季昌面色有些为难的拉起黎曼舞的手,转身想要离开,黎曼舞却用力将他的手甩开,指着我的鼻尖,手指微微发抖起来。
我知道她心里怨恨我,毕竟当初是我往鸩杀了她的姐姐和父亲,害得她国破家亡,但当时我的心中只有完成任务,根本没有考虑过这么多。
“论心计,论手段,你果然不愧是集安堂的第一杀手。”黎曼舞挑着眉毛,一副鄙夷的脸色道。
心计?手段?
她是指我失忆的事情吗?
“把你的手拿开,在我拔剑以前。”维洛瞥了眼黎曼舞指着我鼻尖的手指,低头闷声道。
“呵!我们只不过是来给唐公子和昭文公主道贺的,你这样说话未免有些太小题大做了吧?”季昌将怒目圆睁的黎曼舞揽进怀中,看向维洛一字一句道。
“带着你的女人离开这里吧,这种假惺惺的道贺,我想唐欢他们也不会稀罕。”维洛以手支颐,用食指轻轻敲打着额角,语气淡然道。
“你……”见维洛下了逐客令,季昌和黎曼舞二人的脸色同是一僵。
“娄国的天下现在还不姓唐,我们手里的兵马足够与你们相反抗吧。”黎曼舞扶了扶头上的发钗,语气悠然道。

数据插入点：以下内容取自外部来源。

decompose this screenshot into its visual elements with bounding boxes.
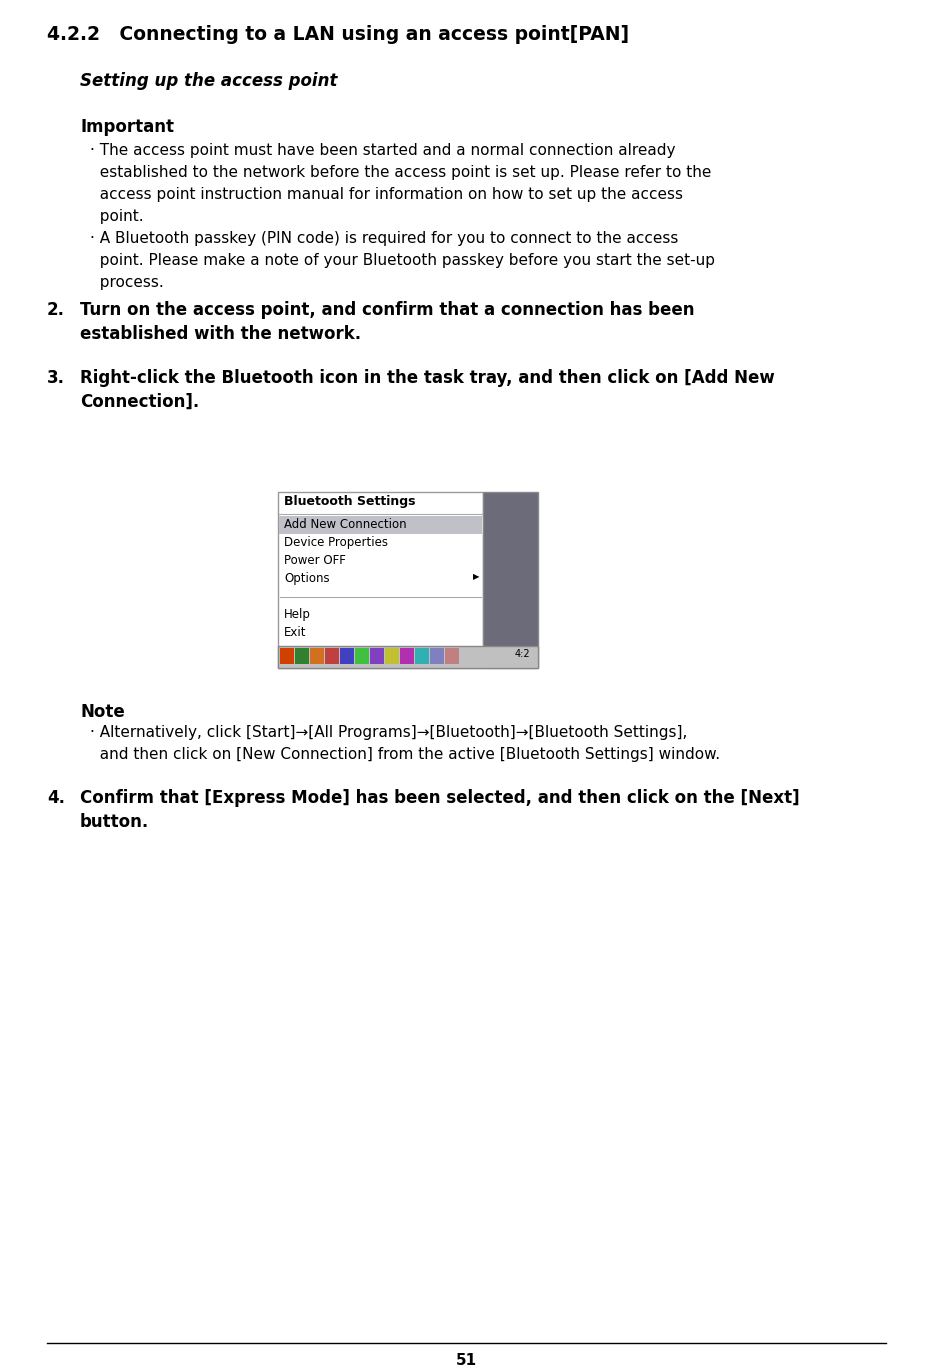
Text: Power OFF: Power OFF (284, 553, 346, 567)
Bar (278, 492, 483, 669)
Text: process.: process. (90, 275, 164, 290)
Text: 3.: 3. (47, 369, 65, 386)
Text: Device Properties: Device Properties (284, 536, 388, 549)
Text: 4.2.2   Connecting to a LAN using an access point[PAN]: 4.2.2 Connecting to a LAN using an acces… (47, 25, 629, 44)
Text: 2.: 2. (47, 301, 65, 319)
Bar (400, 648, 414, 664)
Text: Bluetooth Settings: Bluetooth Settings (284, 495, 415, 508)
Bar (415, 648, 429, 664)
Bar (385, 648, 399, 664)
Bar (310, 648, 324, 664)
Text: established with the network.: established with the network. (80, 325, 361, 342)
Text: Help: Help (284, 608, 311, 621)
Text: access point instruction manual for information on how to set up the access: access point instruction manual for info… (90, 186, 683, 201)
Text: Turn on the access point, and confirm that a connection has been: Turn on the access point, and confirm th… (80, 301, 694, 319)
Text: established to the network before the access point is set up. Please refer to th: established to the network before the ac… (90, 164, 711, 179)
Bar (483, 492, 538, 669)
Text: Note: Note (80, 703, 125, 721)
Text: · Alternatively, click [Start]→[All Programs]→[Bluetooth]→[Bluetooth Settings],: · Alternatively, click [Start]→[All Prog… (90, 725, 688, 740)
Bar (279, 516, 482, 534)
Text: and then click on [New Connection] from the active [Bluetooth Settings] window.: and then click on [New Connection] from … (90, 747, 720, 762)
Bar (340, 648, 354, 664)
Text: Setting up the access point: Setting up the access point (80, 73, 338, 90)
Bar (278, 647, 538, 669)
Text: Important: Important (80, 118, 174, 136)
Bar (280, 648, 294, 664)
Text: point.: point. (90, 210, 144, 225)
Text: ▶: ▶ (473, 573, 480, 581)
Bar (445, 648, 459, 664)
Text: 4.: 4. (47, 789, 65, 807)
Text: Confirm that [Express Mode] has been selected, and then click on the [Next]: Confirm that [Express Mode] has been sel… (80, 789, 800, 807)
Text: Options: Options (284, 573, 329, 585)
Text: Right-click the Bluetooth icon in the task tray, and then click on [Add New: Right-click the Bluetooth icon in the ta… (80, 369, 774, 386)
Text: 4:2: 4:2 (514, 649, 530, 659)
Bar (295, 648, 309, 664)
Text: 51: 51 (455, 1354, 477, 1369)
Bar (355, 648, 369, 664)
Bar (430, 648, 444, 664)
Text: Exit: Exit (284, 626, 307, 638)
Text: · The access point must have been started and a normal connection already: · The access point must have been starte… (90, 142, 675, 158)
Bar (325, 648, 339, 664)
Bar (370, 648, 384, 664)
Text: button.: button. (80, 812, 149, 832)
Text: point. Please make a note of your Bluetooth passkey before you start the set-up: point. Please make a note of your Blueto… (90, 253, 715, 269)
Text: Connection].: Connection]. (80, 393, 200, 411)
Text: · A Bluetooth passkey (PIN code) is required for you to connect to the access: · A Bluetooth passkey (PIN code) is requ… (90, 232, 678, 247)
Text: Add New Connection: Add New Connection (284, 518, 407, 532)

“哦?”维洛勾起唇角露出一抹玩味的笑意,道:“看来娄国很快就要大乱了,你说我的好义弟是会持续隔岸观火,还是干脆挥军直下将娄国一并纳进益国的疆土呢?”
“哼,送出往的位子可是要不回来的,苏澈现在很享受当这一国之君,只怕以后你不仅拿不回你的王位,还会成为苏澈的眼中钉,肉中刺。”季昌说完这话领着黎曼舞缓步走出了前厅。
九离正在厅中唱喝道:“一拜天地,二拜高堂,夫妻对拜……”
厅内顿时人声鼎沸,觥筹交错间看见维洛有些僵硬的面容,我执起他的手掌,柔声劝解道:“他们说的话你大可不必放在心上。”
“呵呵,这王位送出往我本就没打算拿回来,苏澈比我更合适这个地位,而我此生只想和你魂梦相牵,不离不弃。”维洛反握住我的手,深情款款道。
他曾经那么在意,那么不惜一切想要得到的王位,如今真的就这样拱手送给了苏澈,固然有些替他惋惜,但更多的是激动与窝心。
夜幕降临,唐欢的新房内烛光晃动,本想陪着九离和泥萌他们一起来闹洞房,可将将踱到窗前却忽然听到山脚下传来阵阵的厮杀声。
娘亲抱过景儿,看了眼山脚下明灭的火光,转头对我道:“看来慕鸢的担心是对的,他们果然是有备而来。”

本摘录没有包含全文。